Cut east over Route 253 — a spectacular 16-mile drive across hilltops of moss-draped California live oaks — to Ukiah, Mendocino’s 16,000-person county seat. Dedicated to an extraordinary, but largely forgotten painter, the Grace Hudson Museum and Sun House displays Hudson’s striking and distinctly empathetic portraits of native peoples and immigrants, exhibits the work of local artists, and offers tours of Hudson’s Arts and Crafts home, which she called Sun House.

Head south to the City of 10,000 Buddhas, a former California State Mental Hospital that is now a Buddhist community and monastery. The campus’s distinctive arched entrance is undergoing renovation, but its roaming peacocks, evocative institutional architecture and Jyun Kang Vegetarian Restaurant, which serves tasty vegetarian dishes to a mostly local crowd, remain. Or hop down the 101 to Hopland, where Rock Seas serves an ever-changing menu that riffs on brunch classics — like coconut French Toast with star anise, coconut, brown sugar and mango ($12).

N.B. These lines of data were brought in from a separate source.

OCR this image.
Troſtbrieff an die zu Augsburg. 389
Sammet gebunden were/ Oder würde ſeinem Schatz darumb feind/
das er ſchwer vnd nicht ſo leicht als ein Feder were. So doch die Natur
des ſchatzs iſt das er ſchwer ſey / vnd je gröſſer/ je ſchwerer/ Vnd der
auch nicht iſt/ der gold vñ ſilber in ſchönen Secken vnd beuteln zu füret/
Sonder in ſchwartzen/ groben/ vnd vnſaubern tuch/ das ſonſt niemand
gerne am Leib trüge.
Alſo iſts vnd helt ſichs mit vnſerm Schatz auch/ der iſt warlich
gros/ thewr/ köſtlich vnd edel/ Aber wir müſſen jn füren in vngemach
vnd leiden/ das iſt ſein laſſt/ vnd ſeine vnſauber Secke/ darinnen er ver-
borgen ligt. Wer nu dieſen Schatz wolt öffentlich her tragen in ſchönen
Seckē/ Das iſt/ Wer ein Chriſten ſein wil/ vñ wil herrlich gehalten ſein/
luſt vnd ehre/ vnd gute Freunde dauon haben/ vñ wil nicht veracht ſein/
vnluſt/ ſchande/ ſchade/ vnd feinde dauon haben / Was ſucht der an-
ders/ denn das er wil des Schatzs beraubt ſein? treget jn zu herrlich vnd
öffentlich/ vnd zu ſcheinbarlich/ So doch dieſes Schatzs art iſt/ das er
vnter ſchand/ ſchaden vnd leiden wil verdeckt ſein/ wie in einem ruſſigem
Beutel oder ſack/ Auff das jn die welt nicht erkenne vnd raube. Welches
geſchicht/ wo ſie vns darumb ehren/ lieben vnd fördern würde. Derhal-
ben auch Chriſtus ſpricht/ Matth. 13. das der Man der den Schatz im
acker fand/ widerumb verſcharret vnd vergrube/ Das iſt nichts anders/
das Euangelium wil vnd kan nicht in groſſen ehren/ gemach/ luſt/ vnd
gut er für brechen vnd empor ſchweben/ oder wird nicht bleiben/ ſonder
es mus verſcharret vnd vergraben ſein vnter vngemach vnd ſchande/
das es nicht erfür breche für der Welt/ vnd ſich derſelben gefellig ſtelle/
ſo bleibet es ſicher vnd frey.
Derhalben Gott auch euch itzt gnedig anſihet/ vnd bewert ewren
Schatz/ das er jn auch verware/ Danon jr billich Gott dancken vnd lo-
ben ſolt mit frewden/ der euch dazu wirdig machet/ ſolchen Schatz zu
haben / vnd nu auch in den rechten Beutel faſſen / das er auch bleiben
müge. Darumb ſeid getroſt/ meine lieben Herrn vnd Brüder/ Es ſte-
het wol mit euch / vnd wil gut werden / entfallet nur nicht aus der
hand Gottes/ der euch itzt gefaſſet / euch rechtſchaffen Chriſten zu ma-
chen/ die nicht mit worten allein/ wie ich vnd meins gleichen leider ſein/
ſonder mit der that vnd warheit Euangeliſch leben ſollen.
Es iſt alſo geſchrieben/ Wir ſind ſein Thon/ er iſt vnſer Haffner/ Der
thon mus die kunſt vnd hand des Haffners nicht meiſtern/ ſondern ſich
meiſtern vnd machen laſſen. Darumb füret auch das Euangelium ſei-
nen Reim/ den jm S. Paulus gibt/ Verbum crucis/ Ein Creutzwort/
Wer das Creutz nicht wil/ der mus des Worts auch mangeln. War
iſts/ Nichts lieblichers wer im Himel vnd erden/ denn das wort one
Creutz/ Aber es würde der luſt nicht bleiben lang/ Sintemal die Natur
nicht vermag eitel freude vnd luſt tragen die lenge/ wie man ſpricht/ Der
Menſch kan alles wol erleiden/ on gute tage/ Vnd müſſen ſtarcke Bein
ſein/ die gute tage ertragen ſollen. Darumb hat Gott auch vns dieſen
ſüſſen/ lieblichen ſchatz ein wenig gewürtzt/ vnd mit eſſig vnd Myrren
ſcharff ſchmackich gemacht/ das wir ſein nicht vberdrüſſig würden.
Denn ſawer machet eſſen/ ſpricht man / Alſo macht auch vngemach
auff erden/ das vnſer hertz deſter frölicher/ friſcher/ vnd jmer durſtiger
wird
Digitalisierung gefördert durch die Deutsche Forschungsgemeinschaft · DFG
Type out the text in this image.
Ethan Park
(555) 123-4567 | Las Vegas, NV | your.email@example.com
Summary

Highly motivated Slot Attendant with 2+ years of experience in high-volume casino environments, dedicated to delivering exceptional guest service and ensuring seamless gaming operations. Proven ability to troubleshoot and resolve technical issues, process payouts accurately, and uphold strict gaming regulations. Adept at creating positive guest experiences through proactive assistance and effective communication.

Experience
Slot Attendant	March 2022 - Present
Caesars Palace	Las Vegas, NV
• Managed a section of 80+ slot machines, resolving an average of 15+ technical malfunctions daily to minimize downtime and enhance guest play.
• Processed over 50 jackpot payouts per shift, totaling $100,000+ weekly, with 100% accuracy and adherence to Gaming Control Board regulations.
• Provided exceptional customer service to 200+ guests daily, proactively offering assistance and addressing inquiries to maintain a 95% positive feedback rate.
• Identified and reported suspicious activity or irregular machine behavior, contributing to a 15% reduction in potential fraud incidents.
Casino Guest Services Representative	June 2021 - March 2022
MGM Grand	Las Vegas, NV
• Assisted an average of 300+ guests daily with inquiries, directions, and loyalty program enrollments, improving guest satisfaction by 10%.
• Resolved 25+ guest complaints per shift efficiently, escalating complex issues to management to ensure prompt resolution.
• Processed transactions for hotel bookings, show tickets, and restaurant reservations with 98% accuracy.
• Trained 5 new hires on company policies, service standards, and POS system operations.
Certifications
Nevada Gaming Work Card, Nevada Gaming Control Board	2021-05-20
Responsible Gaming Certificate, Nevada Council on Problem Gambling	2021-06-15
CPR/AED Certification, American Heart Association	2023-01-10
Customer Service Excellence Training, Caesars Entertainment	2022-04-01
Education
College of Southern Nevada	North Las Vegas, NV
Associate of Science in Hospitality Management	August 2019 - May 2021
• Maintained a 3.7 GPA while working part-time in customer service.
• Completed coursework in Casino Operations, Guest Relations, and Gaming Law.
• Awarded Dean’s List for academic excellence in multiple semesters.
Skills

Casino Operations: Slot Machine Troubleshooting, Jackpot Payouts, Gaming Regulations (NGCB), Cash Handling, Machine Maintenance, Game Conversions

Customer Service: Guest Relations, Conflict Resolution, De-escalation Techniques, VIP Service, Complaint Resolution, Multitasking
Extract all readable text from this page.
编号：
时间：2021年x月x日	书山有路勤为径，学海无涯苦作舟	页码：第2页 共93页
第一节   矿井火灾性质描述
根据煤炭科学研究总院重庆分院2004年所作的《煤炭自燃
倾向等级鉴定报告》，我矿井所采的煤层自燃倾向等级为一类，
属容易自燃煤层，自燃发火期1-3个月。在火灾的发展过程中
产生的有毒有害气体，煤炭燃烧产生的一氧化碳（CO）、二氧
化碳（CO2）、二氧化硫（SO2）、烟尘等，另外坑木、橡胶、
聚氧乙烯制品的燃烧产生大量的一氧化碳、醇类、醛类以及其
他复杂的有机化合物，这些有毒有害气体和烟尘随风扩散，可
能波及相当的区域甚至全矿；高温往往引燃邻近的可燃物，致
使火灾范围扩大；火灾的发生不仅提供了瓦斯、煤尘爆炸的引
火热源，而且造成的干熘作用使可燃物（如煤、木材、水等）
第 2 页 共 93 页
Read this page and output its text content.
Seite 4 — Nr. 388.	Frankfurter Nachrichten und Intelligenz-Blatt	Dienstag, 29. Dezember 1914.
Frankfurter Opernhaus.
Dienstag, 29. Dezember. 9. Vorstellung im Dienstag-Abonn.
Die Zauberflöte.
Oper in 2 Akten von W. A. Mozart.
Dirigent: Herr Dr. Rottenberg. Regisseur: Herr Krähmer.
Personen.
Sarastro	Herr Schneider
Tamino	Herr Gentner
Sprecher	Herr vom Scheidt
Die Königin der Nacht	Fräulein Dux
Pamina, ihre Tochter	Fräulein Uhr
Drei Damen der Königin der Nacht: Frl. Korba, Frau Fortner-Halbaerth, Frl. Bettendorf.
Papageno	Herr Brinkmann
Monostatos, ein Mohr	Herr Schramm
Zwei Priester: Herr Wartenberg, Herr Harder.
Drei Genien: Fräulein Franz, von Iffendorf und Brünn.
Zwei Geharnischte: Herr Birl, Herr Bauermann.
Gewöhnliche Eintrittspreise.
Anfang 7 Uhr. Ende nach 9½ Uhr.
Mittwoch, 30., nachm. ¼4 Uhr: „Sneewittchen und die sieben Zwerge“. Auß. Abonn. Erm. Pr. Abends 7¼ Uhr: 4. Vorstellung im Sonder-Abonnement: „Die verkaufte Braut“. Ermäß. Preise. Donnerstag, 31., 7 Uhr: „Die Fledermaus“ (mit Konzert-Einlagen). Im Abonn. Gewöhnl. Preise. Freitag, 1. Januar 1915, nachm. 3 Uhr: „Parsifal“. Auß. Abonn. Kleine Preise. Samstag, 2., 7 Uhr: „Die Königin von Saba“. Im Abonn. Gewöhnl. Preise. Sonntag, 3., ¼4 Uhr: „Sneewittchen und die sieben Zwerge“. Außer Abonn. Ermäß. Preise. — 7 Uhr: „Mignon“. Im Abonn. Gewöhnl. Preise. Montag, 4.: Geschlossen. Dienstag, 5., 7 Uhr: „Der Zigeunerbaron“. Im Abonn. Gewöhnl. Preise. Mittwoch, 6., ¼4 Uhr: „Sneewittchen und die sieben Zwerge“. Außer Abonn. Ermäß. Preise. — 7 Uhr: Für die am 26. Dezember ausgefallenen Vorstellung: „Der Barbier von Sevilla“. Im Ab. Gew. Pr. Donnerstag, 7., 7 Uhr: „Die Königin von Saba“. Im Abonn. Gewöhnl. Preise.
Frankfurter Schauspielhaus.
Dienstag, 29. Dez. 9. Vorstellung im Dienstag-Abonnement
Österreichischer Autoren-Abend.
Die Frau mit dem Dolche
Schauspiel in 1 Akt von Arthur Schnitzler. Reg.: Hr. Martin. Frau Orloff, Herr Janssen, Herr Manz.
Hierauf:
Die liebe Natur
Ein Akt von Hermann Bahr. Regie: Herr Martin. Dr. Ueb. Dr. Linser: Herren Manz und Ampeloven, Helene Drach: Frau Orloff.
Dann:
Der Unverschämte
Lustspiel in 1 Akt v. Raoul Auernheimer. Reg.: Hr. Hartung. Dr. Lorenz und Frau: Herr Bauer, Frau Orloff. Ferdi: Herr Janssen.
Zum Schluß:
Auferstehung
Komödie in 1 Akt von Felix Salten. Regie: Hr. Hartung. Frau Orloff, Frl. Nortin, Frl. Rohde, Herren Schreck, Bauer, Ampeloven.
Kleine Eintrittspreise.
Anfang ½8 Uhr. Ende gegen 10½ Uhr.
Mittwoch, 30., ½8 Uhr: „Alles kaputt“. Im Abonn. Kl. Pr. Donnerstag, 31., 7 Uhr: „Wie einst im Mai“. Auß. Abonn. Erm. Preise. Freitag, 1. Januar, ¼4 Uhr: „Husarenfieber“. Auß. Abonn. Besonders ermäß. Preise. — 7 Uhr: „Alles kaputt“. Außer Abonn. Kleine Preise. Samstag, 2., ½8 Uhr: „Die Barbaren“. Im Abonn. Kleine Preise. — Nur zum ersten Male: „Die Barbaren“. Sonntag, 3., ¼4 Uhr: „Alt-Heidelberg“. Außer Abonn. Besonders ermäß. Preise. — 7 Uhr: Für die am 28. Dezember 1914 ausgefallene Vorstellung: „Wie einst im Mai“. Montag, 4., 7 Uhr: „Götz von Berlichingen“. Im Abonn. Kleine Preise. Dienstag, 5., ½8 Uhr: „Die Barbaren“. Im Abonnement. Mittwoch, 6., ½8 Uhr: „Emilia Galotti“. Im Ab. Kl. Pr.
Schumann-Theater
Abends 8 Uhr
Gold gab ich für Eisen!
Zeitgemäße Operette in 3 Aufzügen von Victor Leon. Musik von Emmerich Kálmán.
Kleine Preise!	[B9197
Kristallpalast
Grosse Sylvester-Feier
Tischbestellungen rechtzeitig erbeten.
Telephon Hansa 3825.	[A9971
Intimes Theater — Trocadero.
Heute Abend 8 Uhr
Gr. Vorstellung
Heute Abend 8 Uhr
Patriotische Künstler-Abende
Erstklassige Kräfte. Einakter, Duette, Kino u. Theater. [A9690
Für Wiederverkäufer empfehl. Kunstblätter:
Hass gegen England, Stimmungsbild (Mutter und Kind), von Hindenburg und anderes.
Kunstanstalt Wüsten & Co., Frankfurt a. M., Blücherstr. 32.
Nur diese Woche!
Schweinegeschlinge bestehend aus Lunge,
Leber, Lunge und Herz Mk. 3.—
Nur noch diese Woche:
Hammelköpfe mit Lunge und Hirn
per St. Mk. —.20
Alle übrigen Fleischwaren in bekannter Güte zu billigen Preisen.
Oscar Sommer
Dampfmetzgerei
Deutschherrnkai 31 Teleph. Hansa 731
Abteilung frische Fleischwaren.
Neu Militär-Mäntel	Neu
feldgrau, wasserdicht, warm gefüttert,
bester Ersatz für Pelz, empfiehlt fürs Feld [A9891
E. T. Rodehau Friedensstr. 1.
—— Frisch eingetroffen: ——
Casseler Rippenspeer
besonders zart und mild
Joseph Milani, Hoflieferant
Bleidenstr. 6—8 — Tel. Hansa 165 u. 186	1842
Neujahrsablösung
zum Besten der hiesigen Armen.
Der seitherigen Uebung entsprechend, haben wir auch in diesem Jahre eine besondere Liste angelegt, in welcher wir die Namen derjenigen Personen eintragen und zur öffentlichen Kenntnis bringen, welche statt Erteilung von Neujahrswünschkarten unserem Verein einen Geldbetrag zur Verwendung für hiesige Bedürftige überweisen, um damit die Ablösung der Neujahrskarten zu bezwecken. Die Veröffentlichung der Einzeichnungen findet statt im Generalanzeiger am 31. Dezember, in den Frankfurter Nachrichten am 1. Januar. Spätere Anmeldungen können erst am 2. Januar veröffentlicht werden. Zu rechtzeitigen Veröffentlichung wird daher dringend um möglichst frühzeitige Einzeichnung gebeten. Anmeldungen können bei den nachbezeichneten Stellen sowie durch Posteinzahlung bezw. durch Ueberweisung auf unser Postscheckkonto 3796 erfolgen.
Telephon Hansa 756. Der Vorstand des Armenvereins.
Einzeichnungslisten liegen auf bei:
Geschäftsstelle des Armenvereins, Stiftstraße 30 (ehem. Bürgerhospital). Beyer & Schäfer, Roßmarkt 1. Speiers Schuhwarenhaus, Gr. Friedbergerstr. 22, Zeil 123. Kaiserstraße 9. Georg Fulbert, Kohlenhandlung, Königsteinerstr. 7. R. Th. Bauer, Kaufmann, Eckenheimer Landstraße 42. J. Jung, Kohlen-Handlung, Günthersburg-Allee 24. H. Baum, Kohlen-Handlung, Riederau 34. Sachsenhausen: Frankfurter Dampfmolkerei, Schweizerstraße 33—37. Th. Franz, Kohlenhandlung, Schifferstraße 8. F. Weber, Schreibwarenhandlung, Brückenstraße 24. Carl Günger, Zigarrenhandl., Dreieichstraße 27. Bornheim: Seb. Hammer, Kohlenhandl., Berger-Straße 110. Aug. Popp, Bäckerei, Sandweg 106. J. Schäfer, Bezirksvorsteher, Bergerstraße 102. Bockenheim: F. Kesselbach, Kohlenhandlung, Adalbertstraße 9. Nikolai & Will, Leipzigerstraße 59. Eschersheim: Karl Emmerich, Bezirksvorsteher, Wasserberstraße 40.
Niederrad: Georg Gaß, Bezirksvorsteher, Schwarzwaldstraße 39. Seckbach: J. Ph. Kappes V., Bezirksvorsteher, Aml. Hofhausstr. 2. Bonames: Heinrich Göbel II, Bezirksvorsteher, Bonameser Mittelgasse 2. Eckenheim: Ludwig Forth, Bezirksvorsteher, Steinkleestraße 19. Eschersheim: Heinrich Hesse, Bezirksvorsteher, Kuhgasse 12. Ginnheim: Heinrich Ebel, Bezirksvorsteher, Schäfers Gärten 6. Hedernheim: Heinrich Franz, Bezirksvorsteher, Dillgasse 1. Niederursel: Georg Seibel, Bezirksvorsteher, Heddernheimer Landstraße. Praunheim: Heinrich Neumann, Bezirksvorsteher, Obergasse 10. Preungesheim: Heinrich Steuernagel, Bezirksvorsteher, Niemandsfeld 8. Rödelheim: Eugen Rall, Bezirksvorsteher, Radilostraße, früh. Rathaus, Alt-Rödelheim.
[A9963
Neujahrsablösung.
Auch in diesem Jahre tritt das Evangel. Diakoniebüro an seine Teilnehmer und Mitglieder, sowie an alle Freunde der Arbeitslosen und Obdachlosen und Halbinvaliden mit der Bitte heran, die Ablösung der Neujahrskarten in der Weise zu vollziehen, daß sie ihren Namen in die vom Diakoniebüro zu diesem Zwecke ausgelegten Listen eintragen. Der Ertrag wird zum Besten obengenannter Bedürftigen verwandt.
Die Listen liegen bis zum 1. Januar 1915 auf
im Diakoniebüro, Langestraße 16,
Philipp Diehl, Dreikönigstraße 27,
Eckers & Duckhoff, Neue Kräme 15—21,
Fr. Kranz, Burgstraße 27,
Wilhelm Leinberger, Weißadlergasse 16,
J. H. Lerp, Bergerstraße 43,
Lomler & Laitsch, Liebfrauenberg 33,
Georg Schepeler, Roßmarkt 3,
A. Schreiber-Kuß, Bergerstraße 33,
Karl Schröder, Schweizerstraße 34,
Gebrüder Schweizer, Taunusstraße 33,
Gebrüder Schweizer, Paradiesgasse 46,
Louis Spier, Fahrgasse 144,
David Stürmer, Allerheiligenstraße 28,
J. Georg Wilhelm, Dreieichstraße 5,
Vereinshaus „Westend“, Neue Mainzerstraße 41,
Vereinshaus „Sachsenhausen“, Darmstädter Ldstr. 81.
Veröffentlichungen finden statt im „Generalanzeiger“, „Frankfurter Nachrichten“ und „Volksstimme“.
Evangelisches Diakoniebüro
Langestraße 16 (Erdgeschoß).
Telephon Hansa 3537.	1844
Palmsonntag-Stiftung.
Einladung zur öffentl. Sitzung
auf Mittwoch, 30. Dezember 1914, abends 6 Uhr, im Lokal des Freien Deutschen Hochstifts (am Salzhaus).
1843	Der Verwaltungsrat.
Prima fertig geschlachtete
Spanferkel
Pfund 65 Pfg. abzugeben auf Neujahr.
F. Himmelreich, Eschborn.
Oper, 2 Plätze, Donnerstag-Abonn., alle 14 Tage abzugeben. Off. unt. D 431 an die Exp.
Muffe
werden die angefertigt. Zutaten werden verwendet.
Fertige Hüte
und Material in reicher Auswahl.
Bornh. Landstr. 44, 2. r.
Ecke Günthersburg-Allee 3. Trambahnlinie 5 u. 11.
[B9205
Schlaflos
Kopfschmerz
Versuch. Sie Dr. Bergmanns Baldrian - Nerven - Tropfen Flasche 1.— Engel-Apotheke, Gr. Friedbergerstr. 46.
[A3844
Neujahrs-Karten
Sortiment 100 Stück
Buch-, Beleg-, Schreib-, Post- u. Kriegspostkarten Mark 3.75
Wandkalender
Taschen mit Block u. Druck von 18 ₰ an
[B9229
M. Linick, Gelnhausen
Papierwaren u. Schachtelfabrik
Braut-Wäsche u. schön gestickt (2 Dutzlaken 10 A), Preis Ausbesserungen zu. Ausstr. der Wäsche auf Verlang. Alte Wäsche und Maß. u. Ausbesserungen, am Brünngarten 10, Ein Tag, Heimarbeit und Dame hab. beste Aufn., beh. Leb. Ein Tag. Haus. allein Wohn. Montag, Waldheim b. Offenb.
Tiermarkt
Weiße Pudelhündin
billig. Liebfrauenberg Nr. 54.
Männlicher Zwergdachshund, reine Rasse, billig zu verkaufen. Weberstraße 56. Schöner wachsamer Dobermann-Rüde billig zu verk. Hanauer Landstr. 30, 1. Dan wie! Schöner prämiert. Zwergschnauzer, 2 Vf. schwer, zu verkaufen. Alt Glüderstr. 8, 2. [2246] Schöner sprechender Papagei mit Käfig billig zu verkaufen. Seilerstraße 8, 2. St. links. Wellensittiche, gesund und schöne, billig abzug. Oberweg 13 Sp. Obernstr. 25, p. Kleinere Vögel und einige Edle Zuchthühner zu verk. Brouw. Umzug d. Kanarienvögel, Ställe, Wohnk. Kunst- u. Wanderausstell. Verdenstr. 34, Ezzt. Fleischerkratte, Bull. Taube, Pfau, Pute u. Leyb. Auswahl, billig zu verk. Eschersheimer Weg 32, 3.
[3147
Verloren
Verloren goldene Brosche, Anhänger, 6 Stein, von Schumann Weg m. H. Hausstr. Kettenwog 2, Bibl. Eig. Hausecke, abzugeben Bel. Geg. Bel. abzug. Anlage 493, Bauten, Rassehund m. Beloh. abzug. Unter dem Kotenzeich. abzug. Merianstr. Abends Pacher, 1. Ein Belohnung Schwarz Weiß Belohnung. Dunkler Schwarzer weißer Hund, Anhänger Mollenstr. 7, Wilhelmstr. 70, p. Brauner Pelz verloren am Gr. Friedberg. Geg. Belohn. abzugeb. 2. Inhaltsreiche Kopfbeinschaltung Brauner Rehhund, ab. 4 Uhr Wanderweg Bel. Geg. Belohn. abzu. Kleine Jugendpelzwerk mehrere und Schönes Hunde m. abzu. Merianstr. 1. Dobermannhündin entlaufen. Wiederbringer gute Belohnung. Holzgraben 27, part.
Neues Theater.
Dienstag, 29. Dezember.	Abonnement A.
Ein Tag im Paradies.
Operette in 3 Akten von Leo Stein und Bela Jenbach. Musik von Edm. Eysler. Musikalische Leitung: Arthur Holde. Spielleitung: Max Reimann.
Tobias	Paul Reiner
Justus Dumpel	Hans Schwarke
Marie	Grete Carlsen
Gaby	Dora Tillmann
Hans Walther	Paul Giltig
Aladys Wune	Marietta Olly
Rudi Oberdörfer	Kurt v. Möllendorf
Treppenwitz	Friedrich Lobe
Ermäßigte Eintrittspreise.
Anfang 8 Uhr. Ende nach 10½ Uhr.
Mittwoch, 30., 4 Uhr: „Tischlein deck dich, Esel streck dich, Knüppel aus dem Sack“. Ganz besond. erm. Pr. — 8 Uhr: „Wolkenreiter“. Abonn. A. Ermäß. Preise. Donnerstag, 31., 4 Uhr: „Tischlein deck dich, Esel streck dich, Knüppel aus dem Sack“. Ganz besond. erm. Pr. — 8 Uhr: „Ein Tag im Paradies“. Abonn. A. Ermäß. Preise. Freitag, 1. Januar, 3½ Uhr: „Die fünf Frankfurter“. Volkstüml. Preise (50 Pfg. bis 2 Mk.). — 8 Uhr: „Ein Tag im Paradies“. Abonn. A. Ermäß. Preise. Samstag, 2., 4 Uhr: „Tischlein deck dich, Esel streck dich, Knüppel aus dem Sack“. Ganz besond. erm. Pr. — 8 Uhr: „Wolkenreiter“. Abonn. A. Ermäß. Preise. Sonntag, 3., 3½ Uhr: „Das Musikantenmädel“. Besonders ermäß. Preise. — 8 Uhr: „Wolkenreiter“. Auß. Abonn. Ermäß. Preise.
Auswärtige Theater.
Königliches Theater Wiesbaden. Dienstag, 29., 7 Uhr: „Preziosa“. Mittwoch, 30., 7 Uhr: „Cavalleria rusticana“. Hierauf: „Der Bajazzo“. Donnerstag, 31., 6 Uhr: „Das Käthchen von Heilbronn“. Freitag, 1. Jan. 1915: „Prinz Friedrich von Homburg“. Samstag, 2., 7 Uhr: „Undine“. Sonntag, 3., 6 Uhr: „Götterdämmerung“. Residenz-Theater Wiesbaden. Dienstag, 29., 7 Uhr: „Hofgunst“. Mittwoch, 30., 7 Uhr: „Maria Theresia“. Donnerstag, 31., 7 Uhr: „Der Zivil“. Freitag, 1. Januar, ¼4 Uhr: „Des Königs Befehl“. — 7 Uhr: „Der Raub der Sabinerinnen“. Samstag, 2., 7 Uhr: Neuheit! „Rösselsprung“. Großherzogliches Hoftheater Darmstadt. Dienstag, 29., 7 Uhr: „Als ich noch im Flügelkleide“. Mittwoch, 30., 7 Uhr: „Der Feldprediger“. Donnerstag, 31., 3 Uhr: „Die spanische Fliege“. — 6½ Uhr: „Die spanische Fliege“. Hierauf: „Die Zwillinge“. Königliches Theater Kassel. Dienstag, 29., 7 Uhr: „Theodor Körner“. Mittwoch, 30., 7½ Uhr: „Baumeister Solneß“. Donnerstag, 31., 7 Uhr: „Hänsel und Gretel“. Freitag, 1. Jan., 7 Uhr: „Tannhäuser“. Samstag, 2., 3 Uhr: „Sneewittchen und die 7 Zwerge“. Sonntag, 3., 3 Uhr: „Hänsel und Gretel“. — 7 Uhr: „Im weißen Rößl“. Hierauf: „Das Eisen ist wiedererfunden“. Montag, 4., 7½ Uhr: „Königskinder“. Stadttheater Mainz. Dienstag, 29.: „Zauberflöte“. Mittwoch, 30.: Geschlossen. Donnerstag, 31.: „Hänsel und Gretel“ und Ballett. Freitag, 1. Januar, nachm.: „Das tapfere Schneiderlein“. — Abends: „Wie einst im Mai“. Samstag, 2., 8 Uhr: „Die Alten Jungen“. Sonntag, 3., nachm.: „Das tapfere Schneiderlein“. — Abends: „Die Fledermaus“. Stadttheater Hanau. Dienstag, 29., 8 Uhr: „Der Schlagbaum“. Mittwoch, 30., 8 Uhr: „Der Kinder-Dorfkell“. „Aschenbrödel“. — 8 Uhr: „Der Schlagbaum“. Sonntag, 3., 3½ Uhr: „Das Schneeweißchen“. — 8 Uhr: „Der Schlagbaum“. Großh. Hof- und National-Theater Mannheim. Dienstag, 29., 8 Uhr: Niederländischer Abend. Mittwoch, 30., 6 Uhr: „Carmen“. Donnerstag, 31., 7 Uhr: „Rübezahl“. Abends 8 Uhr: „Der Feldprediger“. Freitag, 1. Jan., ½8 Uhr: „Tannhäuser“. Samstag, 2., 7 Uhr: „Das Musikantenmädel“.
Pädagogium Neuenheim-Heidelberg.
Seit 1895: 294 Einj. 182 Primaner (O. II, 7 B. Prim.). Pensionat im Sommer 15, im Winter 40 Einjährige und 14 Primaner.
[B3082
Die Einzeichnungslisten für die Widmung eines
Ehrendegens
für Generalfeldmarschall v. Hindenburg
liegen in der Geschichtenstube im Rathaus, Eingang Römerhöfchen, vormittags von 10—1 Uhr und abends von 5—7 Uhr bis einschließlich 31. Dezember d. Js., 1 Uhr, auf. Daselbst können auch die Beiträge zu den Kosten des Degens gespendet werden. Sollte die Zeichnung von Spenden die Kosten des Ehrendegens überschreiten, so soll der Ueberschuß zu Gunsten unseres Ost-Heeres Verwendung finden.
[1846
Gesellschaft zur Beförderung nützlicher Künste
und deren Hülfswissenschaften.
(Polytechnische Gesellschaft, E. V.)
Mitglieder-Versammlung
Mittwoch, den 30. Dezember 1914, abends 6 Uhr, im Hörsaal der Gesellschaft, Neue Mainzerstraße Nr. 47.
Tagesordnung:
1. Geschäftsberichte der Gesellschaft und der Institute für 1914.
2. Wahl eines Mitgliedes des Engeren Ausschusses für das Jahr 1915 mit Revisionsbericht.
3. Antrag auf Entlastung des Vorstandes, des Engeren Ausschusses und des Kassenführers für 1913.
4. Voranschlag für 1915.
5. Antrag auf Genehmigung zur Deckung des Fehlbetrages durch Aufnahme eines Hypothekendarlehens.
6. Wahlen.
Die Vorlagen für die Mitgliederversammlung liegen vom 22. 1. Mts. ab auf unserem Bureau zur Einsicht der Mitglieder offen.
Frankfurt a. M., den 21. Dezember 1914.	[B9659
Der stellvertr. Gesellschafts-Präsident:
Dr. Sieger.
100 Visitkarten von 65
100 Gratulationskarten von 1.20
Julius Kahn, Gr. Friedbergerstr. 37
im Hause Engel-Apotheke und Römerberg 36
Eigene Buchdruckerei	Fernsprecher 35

In the last two years, two long-awaited new hotels have opened on the Mendocino coast. The Harbor House Inn, in Elk, is a 1916 redwood home which was originally built by the local logging company and designed to showcase the beauty of the region’s lumber. After an eight-year renovation, the inn reopened in May of 2018 with 10 rooms (starting at $355, breakfast included) and a destination restaurant.